PPP member, Dr. Christopher Garofalo, provides in-depth expertise in a story on PhysiciansPractice.com discussing how quality of care can differ between NPs, PAs, and physicians. At the forefront of the piece, Dr. Garofalo says: “there are a lot of nurse practitioners who feel that their experience as a registered nurse qualifies them as being trained appropriately, despite the fact that they learn a nursing model and don’t learn medicine… In fact, there are some schools of nurse practitioners that allow them to get credit for having been a nurse on the floor for X number of years. So what they think is appropriate training, at least according to the criteria we have set out for medicine, is not.”

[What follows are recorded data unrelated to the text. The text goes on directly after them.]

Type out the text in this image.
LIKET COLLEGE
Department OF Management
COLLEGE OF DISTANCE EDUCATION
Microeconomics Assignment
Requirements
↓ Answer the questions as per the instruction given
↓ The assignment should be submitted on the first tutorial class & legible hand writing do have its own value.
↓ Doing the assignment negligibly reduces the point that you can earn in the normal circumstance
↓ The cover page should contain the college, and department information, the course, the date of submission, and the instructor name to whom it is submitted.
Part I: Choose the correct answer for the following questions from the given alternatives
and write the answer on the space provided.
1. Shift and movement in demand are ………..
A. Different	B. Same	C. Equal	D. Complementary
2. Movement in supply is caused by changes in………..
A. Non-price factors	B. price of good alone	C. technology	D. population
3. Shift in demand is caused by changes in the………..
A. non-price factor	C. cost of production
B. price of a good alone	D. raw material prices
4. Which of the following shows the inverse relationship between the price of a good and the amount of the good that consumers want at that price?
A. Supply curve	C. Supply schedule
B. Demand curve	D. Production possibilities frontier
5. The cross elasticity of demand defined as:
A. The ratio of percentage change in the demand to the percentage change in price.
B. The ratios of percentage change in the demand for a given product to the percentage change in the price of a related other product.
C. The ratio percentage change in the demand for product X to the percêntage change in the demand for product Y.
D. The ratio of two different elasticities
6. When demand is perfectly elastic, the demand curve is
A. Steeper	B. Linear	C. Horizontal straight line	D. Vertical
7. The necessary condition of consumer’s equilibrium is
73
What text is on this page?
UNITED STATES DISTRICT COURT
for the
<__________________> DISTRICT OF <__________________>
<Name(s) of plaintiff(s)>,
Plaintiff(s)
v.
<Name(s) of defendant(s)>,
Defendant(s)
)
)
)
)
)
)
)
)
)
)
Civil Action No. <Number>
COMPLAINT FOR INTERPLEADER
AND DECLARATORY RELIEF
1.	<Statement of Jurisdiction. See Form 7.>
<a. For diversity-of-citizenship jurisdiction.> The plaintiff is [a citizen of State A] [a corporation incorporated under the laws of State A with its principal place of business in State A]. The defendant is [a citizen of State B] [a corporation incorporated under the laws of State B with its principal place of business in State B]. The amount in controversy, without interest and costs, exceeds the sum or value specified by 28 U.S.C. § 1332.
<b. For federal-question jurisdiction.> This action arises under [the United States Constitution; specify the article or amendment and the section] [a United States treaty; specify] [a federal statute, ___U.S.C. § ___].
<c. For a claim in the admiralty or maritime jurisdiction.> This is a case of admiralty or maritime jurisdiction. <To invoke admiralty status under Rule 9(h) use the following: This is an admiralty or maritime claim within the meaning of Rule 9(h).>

The article features Dr. Garofalo’s insight that literature advocating for independent NP-led care can be deceiving. For example, Dr. Garofalo notes that “most, if not all, of those studies are either process measures or patient satisfaction; they are not outcome studies. And one more thing to note about all those nurse practitioner studies: They have all been done while nurse practitioners have been supervised, not unsupervised. So you cannot make the leap that says, ‘We provide better care when we’re supervised, therefore, we provide better care when we are not supervised.’”

Other topics discussed include the inaccurate assumption that unsupervised NP-led care is cost effective, how this debate isn’t a fight over patients but a disagreement over who should be directing primary care for them, the broad definition of quality care, how the phrase “practice at the top of our license” is skewed, and much more.